The second narrative is, stop believing that value is someone else’s responsibility, and start believing it’s all of ours — every one of us. The third is stop believing that economic incentives alone are going to solve the problem, and start believing that we need to redesign the healthcare system so it evolves from being reactive and transactional to being proactive and relational.
Gamble: Right. When you’re talking about redesign, that’s where frameworks come in, but I imagine there’s also an element of making sure you’re driving change the right way. Can you talk more about that?
Pronovost: Sure. We identified some of these defects in value like going to a skilled nursing facility rather than going home, and we used it as a framework for our management system: declare your goals, roles and responsibilities.
Our goal was to have 80 percent of people going home to rather than go into a skilled nursing facility. The role there is the care transitional leaders, which are the main people who drive it.
The second is to create an enabling infrastructure. Do we happen to have feedback or have we defined measures of that, such as what percent are going home? And do the staff actually get feedback on that? Have we defined the key behaviors of what we’re trying to change in standardizing this?
For example, when we first looked at who decided where people go, what we found is that it was almost always the physical therapist who just used their hunch. There was no standard assessment tool. There was some factors around physical therapy, some factors involving the patient’s mental status — for example, if they had dementia, or, if the service they need is home care, whether they were capable of doing that.
But none of that was standardized. And if you can believe this, in the vast majority of the cases where somebody said, home care isn’t capable of doing that,’ home care was never at the table as part of that discussion for whatever reason. Historically, they were outside the hospital. People were making statements about what home care was capable of without them even being there. We provide ICU-level care at home now, so they can do virtually anything.
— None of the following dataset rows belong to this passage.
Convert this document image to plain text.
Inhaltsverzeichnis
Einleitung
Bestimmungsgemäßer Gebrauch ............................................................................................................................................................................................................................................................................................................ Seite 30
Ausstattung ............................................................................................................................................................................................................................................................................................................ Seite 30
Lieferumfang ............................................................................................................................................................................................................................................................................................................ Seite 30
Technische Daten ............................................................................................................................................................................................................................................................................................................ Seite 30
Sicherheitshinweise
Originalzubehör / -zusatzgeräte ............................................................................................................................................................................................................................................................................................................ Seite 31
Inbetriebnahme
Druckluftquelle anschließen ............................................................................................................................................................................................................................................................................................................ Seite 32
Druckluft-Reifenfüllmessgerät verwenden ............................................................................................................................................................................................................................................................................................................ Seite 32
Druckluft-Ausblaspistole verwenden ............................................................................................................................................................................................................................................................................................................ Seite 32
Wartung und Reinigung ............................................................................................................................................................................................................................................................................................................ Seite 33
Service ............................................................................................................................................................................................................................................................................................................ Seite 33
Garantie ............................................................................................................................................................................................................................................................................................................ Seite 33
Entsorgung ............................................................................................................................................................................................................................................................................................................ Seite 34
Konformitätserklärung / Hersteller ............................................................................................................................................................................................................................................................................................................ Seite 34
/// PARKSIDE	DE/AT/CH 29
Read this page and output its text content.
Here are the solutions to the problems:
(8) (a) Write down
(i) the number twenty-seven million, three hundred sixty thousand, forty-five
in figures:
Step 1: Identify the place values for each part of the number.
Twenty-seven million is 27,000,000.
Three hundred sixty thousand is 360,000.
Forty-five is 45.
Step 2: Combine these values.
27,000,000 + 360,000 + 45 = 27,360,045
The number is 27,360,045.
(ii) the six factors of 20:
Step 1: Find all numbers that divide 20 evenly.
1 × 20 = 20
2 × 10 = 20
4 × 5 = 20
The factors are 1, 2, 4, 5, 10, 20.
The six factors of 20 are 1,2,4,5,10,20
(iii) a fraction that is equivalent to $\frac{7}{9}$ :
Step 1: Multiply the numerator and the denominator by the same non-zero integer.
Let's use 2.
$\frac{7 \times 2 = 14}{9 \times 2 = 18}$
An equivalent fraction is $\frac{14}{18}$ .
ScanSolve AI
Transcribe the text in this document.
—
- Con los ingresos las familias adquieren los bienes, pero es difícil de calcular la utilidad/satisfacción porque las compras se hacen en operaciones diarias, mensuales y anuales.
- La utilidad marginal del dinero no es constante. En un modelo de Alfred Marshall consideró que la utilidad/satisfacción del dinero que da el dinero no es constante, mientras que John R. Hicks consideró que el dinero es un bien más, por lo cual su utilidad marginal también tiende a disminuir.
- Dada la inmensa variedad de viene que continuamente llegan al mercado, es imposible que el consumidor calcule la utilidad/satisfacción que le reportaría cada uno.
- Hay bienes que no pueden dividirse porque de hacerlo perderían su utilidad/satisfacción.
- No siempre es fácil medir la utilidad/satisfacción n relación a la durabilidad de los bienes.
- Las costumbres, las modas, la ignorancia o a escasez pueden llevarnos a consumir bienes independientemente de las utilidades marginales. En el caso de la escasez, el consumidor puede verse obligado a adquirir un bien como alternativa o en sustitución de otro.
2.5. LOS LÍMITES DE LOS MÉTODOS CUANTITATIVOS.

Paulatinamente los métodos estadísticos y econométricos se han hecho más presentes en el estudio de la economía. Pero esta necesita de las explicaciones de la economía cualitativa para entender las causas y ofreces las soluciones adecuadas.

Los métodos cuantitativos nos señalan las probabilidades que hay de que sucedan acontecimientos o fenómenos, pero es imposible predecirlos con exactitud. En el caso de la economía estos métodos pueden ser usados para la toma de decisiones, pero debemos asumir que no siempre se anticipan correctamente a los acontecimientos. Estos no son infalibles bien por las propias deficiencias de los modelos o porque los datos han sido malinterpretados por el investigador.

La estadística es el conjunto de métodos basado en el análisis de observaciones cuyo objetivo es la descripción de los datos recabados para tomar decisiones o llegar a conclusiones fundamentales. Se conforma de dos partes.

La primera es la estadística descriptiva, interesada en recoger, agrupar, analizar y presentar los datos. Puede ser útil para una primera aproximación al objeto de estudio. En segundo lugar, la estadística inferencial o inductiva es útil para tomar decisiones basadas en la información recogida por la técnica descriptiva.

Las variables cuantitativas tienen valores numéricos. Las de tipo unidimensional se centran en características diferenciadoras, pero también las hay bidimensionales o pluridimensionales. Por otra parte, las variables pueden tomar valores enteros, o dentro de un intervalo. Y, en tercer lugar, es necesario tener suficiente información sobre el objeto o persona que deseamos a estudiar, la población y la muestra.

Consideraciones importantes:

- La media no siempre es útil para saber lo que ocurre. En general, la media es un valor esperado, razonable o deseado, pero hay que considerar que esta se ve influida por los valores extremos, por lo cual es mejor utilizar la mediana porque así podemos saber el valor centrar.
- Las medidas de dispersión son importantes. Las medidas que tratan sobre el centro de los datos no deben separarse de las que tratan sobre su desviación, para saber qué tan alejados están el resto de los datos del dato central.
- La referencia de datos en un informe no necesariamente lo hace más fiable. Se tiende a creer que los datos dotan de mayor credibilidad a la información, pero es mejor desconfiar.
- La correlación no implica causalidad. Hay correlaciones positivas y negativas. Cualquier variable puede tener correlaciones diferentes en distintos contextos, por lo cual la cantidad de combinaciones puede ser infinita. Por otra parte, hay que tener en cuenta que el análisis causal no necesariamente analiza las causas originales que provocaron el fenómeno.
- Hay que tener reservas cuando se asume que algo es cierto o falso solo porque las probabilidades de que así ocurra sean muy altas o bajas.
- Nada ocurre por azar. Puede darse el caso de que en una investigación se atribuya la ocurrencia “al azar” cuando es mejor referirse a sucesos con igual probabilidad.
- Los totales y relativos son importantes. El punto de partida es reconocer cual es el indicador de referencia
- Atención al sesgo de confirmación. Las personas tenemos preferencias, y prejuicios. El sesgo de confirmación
And so we changed and standardized the process so that instead of physical therapy deciding where the patient goes, now it looks at how much physical therapy the patient needs, and whether that can be delivered in the home, which most often it can. We had a standard way of looking at mental status, because many people who came in with dementia would be sent to SNF because they have dementia, but they had been living at home.
The third priority was to make sure homecare is at the table, and change the narrative so that the default is homecare, because home is where most people should go. If you want to send them anywhere else, you need an explicit reason to justify it.
In any case, being home is better than going to a skilled nursing facility, because you’re in your own house. There are fewer complications. It’s much cheaper. But with COVID, it’s literally a matter of life and death.